Vous avez accompagné M. Erdogan en Thrace. Actuellement on parle d’une éventuelle visite de M. Gul. Cela vous dérange-t-il ?
Durant ces dernières années, en ma qualité de ministre adjoint des Affaires étrangères, j’ai visité plus de 48 pays et j’ai rencontré un très grand nombre d’hommes politiques, de journalistes et de cadres d’organisations internationales. Je leur adresse toujours une invitation ouverte dans ma ville natale. L’époque de la méfiance et de l’insécurité est révolue. Thrace a désormais confiance en elle. Non seulement elle ne cache pas, mais elle montre avec fierté les exploits de la société locale et de l’Etat grec moderne. Ceux qui visitent Thrace peuvent en apprendre long sur la cohabitation pacifique des civilisations et sur la politique appliquée de respect des droits de l’Homme.
Cela concerne-t-il aussi vos collègues turcs ?

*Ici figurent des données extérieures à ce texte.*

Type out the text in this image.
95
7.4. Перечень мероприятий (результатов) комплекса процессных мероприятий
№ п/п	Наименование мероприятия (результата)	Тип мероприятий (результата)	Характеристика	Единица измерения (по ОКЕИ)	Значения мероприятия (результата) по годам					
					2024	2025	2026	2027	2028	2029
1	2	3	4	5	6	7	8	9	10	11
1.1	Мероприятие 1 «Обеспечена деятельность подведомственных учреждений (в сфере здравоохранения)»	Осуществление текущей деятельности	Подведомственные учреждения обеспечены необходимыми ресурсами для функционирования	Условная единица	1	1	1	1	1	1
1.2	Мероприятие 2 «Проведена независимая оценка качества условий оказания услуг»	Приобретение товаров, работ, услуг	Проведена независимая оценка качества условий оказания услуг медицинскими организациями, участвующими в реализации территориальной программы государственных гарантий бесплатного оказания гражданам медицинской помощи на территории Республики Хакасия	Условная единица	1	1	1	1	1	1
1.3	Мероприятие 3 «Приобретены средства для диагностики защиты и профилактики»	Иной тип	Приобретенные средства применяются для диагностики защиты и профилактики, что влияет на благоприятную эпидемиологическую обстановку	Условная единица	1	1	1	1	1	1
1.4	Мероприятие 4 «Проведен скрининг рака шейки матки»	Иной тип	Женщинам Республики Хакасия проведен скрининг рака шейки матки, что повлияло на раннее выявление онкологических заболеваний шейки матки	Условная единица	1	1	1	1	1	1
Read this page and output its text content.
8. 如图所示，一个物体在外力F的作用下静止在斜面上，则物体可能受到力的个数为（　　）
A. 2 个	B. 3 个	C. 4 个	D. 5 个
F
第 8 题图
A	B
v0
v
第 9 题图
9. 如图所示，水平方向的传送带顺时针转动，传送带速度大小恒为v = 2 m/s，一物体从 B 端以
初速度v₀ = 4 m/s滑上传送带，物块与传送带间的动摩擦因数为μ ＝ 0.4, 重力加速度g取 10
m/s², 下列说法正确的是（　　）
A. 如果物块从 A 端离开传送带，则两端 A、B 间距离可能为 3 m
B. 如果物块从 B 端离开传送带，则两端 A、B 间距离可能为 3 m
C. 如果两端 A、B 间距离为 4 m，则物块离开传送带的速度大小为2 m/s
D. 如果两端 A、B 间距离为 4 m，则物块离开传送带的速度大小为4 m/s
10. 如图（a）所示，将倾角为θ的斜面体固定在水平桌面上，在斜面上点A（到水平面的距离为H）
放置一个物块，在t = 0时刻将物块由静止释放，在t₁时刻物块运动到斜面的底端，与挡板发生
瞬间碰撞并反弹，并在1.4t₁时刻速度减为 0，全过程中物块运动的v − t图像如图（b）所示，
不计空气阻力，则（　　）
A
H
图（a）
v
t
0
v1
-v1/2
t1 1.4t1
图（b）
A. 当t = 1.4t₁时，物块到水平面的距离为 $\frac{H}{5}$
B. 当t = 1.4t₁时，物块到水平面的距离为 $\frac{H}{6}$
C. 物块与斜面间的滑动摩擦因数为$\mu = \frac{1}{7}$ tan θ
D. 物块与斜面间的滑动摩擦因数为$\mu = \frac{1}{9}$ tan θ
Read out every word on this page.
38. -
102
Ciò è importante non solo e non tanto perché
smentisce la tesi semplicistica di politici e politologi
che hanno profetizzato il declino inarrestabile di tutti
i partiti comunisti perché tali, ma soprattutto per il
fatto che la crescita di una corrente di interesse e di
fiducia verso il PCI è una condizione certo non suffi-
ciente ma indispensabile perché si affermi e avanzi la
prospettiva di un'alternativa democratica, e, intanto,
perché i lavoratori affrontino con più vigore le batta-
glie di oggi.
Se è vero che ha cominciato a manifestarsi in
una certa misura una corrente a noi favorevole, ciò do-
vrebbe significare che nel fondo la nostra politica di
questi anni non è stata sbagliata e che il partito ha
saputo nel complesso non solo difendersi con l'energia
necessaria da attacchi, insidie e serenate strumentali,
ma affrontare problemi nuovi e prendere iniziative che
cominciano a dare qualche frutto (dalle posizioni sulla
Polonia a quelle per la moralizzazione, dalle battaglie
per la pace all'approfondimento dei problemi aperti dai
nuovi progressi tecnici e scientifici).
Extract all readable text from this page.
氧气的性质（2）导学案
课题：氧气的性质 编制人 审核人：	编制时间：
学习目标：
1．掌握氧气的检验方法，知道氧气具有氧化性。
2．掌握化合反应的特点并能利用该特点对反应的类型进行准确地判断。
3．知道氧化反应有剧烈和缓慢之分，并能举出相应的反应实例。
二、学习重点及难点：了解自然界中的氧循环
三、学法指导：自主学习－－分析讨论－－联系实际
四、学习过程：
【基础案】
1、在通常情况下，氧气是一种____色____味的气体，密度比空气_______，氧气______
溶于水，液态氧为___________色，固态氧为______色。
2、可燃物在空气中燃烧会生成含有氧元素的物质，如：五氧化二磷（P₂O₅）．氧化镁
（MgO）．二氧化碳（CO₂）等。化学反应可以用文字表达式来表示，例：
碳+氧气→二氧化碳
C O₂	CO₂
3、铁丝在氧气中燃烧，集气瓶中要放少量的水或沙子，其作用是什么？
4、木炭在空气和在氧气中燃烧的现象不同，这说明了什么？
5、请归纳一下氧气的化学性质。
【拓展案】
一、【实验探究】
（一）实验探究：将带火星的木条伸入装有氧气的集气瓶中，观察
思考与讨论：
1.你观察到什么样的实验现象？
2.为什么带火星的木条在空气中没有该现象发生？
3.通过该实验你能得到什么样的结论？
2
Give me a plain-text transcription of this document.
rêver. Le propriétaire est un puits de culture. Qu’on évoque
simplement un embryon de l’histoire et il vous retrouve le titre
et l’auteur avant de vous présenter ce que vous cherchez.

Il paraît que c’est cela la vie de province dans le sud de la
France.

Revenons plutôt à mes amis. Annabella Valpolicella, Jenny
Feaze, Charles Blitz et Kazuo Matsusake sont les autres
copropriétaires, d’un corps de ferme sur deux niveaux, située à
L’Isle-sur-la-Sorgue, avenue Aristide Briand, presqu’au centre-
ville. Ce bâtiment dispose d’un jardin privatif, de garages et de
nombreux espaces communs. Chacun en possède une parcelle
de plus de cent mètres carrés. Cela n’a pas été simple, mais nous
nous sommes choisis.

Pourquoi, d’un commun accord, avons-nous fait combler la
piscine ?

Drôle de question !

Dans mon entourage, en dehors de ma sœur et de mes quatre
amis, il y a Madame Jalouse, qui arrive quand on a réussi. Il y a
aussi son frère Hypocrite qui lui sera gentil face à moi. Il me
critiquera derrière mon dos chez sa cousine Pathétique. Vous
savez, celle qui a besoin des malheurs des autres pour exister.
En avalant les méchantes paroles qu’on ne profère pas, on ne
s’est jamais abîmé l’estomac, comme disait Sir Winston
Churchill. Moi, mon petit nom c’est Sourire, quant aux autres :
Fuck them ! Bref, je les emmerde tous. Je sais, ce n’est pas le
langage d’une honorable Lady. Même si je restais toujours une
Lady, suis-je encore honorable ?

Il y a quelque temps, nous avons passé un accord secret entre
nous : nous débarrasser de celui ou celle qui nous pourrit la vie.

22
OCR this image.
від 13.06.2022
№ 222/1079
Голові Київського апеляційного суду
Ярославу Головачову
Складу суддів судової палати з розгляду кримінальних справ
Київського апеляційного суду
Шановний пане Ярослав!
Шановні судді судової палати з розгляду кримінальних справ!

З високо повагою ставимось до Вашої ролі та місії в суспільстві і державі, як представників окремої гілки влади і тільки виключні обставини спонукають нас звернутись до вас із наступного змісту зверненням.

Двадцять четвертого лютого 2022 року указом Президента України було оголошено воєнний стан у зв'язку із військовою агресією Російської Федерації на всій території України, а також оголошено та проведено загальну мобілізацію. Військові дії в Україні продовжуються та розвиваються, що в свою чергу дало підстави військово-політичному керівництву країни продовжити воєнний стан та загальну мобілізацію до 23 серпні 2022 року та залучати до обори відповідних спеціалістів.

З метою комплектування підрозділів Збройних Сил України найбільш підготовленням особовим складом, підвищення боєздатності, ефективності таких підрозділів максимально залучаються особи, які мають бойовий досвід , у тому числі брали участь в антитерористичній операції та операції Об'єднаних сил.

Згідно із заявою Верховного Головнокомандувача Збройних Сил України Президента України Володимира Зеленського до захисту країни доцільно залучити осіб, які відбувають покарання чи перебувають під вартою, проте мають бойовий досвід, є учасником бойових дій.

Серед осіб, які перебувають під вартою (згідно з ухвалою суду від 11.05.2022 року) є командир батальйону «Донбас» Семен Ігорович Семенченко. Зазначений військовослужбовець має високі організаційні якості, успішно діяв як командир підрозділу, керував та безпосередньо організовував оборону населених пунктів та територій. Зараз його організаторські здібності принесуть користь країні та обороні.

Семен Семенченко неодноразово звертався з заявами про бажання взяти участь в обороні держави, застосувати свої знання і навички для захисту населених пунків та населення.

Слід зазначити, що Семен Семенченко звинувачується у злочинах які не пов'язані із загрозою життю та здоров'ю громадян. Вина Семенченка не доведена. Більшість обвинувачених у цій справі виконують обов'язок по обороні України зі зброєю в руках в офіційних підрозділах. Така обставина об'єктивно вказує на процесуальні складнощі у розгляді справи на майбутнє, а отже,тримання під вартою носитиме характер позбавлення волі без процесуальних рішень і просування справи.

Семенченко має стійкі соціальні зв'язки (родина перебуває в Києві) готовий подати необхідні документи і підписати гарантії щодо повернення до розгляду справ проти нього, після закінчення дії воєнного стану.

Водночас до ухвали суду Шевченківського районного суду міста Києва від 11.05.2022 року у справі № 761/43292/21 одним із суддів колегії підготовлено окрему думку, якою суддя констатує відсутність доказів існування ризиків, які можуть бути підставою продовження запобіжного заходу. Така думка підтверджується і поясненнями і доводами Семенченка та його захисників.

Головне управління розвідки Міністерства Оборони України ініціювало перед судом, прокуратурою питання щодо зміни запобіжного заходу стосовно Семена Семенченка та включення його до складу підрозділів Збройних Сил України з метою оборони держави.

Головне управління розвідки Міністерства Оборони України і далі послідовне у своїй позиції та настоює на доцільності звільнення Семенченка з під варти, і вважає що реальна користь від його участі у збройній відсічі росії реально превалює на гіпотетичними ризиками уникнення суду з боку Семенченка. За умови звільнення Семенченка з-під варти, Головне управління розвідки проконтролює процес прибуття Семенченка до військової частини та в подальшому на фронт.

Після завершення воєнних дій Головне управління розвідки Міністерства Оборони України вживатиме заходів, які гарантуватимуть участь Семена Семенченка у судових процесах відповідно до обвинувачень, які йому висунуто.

Si la Turquie suit le modèle de la politique européenne moderne en matière de minorités, politique qui – oserais-je dire – a produit une vive impression de surprise sur M. Erdogan lors de sa visite en Thrace, il ne fait aucun doute qu’elle précipitera son parcours vers l’UE. En outre, Thrace constitue un argument puissant aux yeux des négociateurs turcs à Bruxelles car elle est la seule région de l’UE où des citoyens européens, Chrétiens et Musulmans (je ne me réfère pas aux immigrés économiques) cohabitent de manière pacifique, ce qui prouve que cette cohabitation est réussie, et ce, dans le respect des principes et des valeurs de l’UE.
Mais vous avez aussi parlé d’un « modèle de développement écologique alternatif ». Votre contribution en tant que chef de la diplomatie économique du ministère des Affaires étrangères pour ce qui de la mise en œuvre du projet de l’oléoduc Burgas-Alexandroupolis est bien connue. Comment peut-on concilier ces deux projets ?
L’oléoduc Burgas-Alexandroupolis sera un « pipeline vert » pour la région élargie car il contribuera à la décongestion des détroits du Bosphore où la circulation est dense en raison des pétroliers, tout en limitant fortement les possibilités d’accidents. Un tel accident, comme le prouvent des recherches effectuées par des experts, aurait, en raison des courants maritimes, des répercussion négatives immédiates sur le littoral de Thrace et, bien entendu, sur les biotopes du Delta d’Evros, de Nestos ainsi que sur les lagunes de Rodopi.
L’oléoduc « vert » constitue la voie de transit la plus sûre pour l’environnement et permet en même temps la valorisation et le développement réciproque des zones écologiques et des biotopes.